With the latest version of Open vStorage, we released the option to use physical SATA disks as storage backend for Open vStorage. These disks can be inside the hypervisor host, hyper-converged, or in a storage server, an x86 server with SATA disks*. Together with this functionality we introduced some new terminology so we thought it would be a good idea to give an overview of how it all fits together.

vPool - Backend

Let’s start from the bottom, the physical layer, and work up to the virtual layer. For the sake of simplicity we assume a host has one or more SATA drives. With the hyper-converged version (openvstorage-hc) you can unlock functionality to manage these drives and assign them to a Backend. Basically a Backend is nothing more than a collection of physical disks grouped together. These disks can even be spread across multiple hosts. The implementation even gives you the freedom to assign some physical disks in a host to one Backend and the other disks to a second Backend. The only limitation is that a disk can only be assigned to a single Backend at the same time. The benefit of having this Backend concept allows to separate customers even on physical disk level by assigning each of them its own set of hard drives.

On top of a Backend you create one more vPools. You could compare this with creating a LUN on a traditional SAN. The benefit of having the split between a Backend and a vPool allows to have additional flexibility:

  • You can assign a vPool per customer or per department. This means you can for example bill per used GB.
  • You can set a different encryption passphrase per vPool.
  • You can enable or disable compression per vPool.
  • You can set the replication factor per vPool. For example a “test” vPool, where you store only a single copy of the Storage Container Objects (SCOs) but for production servers you can configure 3-way replication.

On top of the vPool, configured as a Datastore in VMware or a mountpoint in KVM, you can create vMachines. Each vMachine can have multiple vDisks, Virtual disks.
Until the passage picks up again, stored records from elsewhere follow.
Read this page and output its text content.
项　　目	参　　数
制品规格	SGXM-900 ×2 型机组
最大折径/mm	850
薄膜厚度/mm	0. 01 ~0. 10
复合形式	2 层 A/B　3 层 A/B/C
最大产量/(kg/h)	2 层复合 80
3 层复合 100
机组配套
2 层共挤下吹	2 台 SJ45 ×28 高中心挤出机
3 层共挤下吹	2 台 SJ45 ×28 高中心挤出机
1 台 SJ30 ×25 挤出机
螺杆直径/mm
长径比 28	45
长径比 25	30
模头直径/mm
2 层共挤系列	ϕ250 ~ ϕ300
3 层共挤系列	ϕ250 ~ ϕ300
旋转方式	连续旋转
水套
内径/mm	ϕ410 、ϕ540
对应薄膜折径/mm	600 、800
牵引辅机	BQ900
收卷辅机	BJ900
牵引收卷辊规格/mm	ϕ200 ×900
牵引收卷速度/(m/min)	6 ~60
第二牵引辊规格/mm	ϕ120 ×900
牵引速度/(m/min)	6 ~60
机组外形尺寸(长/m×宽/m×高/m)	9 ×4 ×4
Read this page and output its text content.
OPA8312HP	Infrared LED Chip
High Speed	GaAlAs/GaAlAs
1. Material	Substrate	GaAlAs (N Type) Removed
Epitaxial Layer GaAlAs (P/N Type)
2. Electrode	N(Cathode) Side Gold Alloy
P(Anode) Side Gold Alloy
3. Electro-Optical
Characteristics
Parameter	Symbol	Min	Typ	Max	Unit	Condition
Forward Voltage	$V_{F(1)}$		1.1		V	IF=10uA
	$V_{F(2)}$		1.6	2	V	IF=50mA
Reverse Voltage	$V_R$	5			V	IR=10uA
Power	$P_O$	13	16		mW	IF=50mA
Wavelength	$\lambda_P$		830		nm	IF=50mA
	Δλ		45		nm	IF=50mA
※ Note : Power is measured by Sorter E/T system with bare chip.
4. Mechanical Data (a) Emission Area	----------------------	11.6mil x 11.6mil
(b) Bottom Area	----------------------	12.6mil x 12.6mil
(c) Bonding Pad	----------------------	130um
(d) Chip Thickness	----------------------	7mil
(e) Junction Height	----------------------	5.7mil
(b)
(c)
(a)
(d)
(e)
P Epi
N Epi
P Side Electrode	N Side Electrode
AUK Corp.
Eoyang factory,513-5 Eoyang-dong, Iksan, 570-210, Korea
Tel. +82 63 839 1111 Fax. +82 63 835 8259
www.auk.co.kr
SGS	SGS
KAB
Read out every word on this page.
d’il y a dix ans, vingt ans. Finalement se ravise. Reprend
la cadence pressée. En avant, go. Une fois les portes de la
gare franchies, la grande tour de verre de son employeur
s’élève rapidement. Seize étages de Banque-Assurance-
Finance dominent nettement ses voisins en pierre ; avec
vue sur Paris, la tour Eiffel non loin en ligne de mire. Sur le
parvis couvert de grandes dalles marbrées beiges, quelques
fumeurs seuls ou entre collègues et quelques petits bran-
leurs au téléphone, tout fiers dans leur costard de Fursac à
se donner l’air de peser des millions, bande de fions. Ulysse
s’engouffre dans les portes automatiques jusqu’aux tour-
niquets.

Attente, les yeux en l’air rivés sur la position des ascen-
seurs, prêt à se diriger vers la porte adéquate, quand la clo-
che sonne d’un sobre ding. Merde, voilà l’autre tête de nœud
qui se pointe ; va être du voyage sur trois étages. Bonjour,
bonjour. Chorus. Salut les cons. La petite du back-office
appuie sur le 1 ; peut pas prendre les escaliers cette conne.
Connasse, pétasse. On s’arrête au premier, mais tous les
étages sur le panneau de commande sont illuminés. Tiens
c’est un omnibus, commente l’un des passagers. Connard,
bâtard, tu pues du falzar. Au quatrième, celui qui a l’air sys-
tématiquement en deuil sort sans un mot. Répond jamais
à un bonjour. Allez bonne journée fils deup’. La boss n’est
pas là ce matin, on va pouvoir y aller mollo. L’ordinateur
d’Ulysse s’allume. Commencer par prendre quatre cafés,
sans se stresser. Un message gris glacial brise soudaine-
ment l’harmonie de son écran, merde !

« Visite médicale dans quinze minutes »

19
For now vmdk and raw files are supported.

*A quick how-to convert a server with only SATA drives into a storage server you can use as Backend:
On the hypervisor host:

Install Open vStorage (apt-get install openvstorage-hc) as explained in the documentation and run the ovs setup command.

On the storage server:

  • The storage server must have an OS disk and at least 3 empty disks for the storage backend.
  • Setup the storage server with Ubuntu LTS 14.04.2. Make sure the storage server is in the same network as the compute host.
  • Execute following to setup the program that will manage the disks of the storage server:
    echo "deb http://apt-ovs.cloudfounders.com beta/" > /etc/apt/sources.list.d/ovsaptrepo.list
    apt-get update
    apt-get install openvstorage-sdm
  • Retrieve the automatically generated password from the config:
    cat /opt/alba-asdmanager/config/config.json
    ...
    "password": "u9Q4pQ76e0VJVgxm6hasdfasdfdd",
    ...

On the hypervisor host:

  • Login and go to Backends.
  • Click the add Backend button, specify a name and select Open vStorage Backend as type. Click Finish and wait until the status becomes green.
  • In the Backend details page of the freshly created Backend, click the Discover button. Wait until the storage server pops up and click on the + icon to add it. When asked for credentials use root as login and the password retrieved above.
  • Next follow the standard procedure to claim the disks of the storage server and add them to the Backend.